By separate order entered this date, we have amended the following Rules of the Supreme Court of Kentucky:
Rule 2.010 Character
An applicant for admission to take the bar of this state must be of good moral character and general fitness requisite for an attorney and take the oath to support the Constitutions of the United States and Kentucky.
Paragraphs (2), (3) and (4) are deleted.
Rule 2.110 Admission Without Examination
(1) Any person who has been admitted to the highest court of the District of Columbia or some sister state and who had been engaged in the active practice of the law for five of the seven years next preceding his application may be admitted to the bar of this state without examination provided that the qualifications required for admission to the bar in such district or state were, at the time of *324his admission, equal to or higher than those for admission to the bar examination in the State of Kentucky at that time. Active engagement in the teaching of the law shall be considered active engagement in the practice of the law.
(2) An attorney applying for admission under this Rule shall file with the Clerk of the Supreme Court, on the form provided for application for admission, such information as shall be requested thereon together with a fee of four hundred dollars ($400.00), no" part of which shall be returned. The Clerk shall forward the application to the Chairman of the Character and Fitness Committee. An applicant shall file with the Character and Fitness Committee such other affidavits or materials as shall be required to satisfy the Committee of the applicant’s moral character and fitness to be a member of the Bar of this state. With respect to character and fitness, the Character and Fitness Committee shall process such applications pursuant to Rule 2.040.

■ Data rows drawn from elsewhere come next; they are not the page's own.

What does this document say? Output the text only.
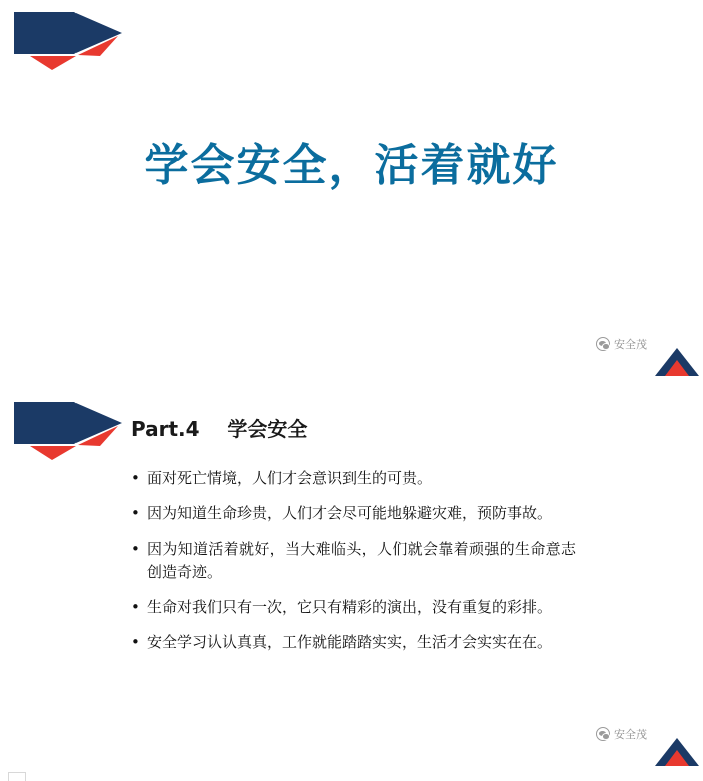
学会安全，活着就好
安全茂
Part.4    学会安全
• 面对死亡情境，人们才会意识到生的可贵。
• 因为知道生命珍贵，人们才会尽可能地躲避灾难，预防事故。
• 因为知道活着就好，当大难临头，人们就会靠着顽强的生命意志创造奇迹。
• 生命对我们只有一次，它只有精彩的演出，没有重复的彩排。
• 安全学习认认真真，工作就能踏踏实实，生活才会实实在在。
安全茂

(3) In addition to the fee above described, an attorney applying for admission under this Rule shall pay all investigative fees, reporting fees or other expenses required and assessed by the Character and Fitness Committee, including but not limited to the fee paid to the National Conference of Bar Examiners.
NEW SECTION
(4) Admission under this section shall be conditioned as follows: (a) Applicant shall file with said application for admission a statement that he intends to engage in the practice of law in Kentucky and that applicant agrees to abide by the rules, duties and standards imposed upon attorneys of this state by the Rules of the Supreme Court of Kentucky; (b) Applicant must further file proof that the district or state from which applicant applies and in which he performs the major portion of his professional activities has rules or other provisions providing for admission without examination and by reciprocity or comity which are at least equivalent to SCR 2.110 and all other pertinent rules of this jurisdiction.
The action of the respondent Character and Fitness Committee of the Kentucky Board of Bar Examiners was proper under the rules which existed at the time of application, and is hereby affirmed. However, when the amended rules become effective on January 1, 1988, the movant’s present application shall be reconsidered with no re-application necessary, and mov-ant shall be given credit for any fees previously paid and not refunded.
STEPHENS, C.J., and LAMBERT, LEIBSON and STEPHENSON, JJ., concur. WINTERSHEIMER, J., dissents, and files a separate dissenting opinion in which VANCE, J., joins.